Che dire dei Patto… la perfezione in quanto a gruppo coeso, originale, creativo, ironico fino al farsesco, brillante, persino virtuoso (la chitarra, e di brutto!) e tosto (la batteria, rocciosa come poche altre). Una vera spugna intrisa di rhythm & blues, jazz, rock, Zappa, Beatles, hard, be-bop, blues, funky, da strizzare con gioia e per sempre. Ascoltando questi “concerti in studio” del 1971, mi scopro a notare quanto jazz ci fosse agli inizi di carriera del gruppo, quante improvvisazioni, quanto uso del vibrafono percosso dalle sapienti bacchette di Ollie Halsall, poi via via abbandonato per dedicarsi a pianoforte e soprattutto chitarra. E che superbo cantante Mike Patto, la giusta voce rock collegata perfettamente al jazz e al blues, ironica e comunicativa, potente ed estesa, tenera ed arrabbiata, ingenua e simpatica.
Ma Ollie Halsall? un genio, un fuoriclasse luminoso, fragoroso ma astronomicamente sottostimato e sfortunato, lui che neanche quarantenne non aveva trovato di meglio che auto esiliarsi nell’isola di Maiorca, campando di marchette e concertini per i gruppetti di rock e pop spagnoli, comprese le cover band dei Beatles, oppure star dietro all’attività dell’amico Kevin Ayers, l’unico che se lo filava: inaudito, ingiusto, inverosimile, inammissibile, grottesco, assurdo, irritante, doloroso.
Fate due cose se potete/volete. La prima è impegnativa: capitaste, in vacanza o per qualsiasi altra ragione a Maiorca, prendete dal lungomare la salita fino al paesino di Dejà, a ridosso della costa nord occidentale. Nel suo cimitero, posto a belvedere sul Mediterraneo, vi è la tomba di questo dio minore del rock. La si distingue perché la piccola lapide ha avvitate nel marmo due manopole di chitarra elettrica!

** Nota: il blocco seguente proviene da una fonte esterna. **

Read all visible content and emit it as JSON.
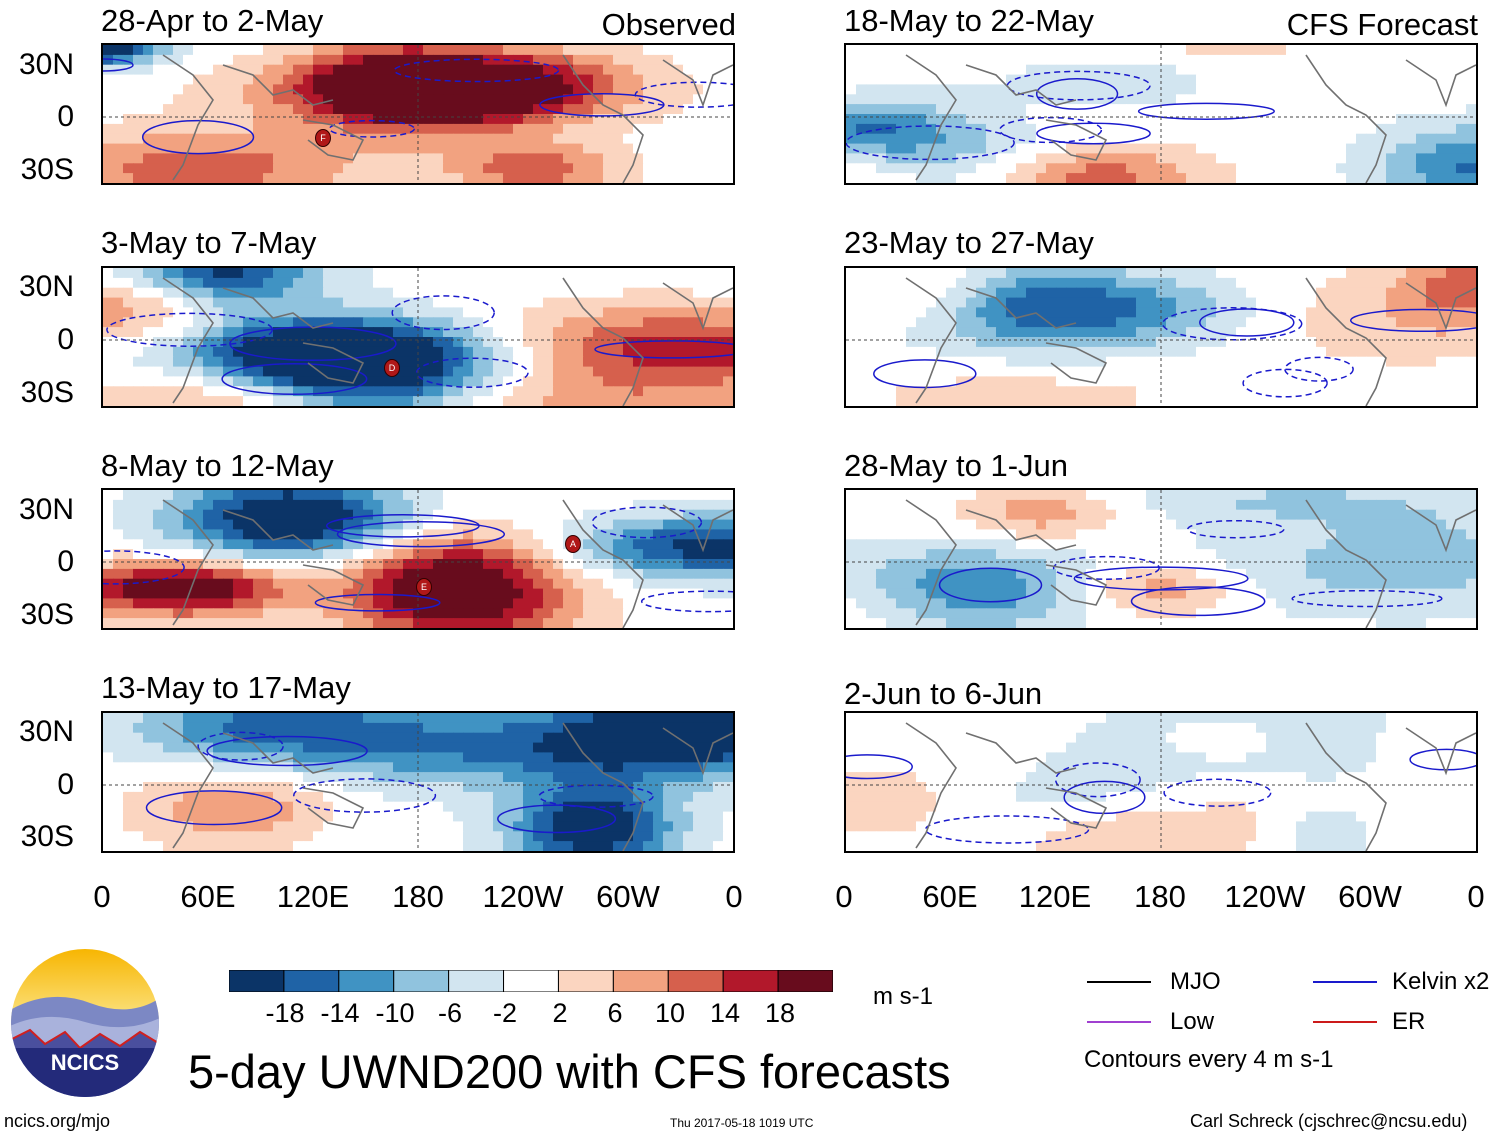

La seconda cosa è di andarvi a sentire “Dance to My Tune” dei Tempest, la band a cui passò Halsall dopo la fine dei Patto, anch’essa criminalmente durata troppo poco causa insufficiente successo. Il brano è uno svelto e rumoroso rock blues, normale, niente di speciale, ma al terzo minuto tutto si acquieta e parte l’assolo di Halsall, in crescendo sopra lo splendido lavoro della sezione ritmica (Jon Hiseman alla batteria, un altro dio minore), colla naturalezza infinita della jam session fra gente brava, ma proprio brava, e col cuore al posto giusto. Dura quasi tre minuti ed è semplicemente il miglior assolo di chitarra che io conosca. E ne conosco a migliaia.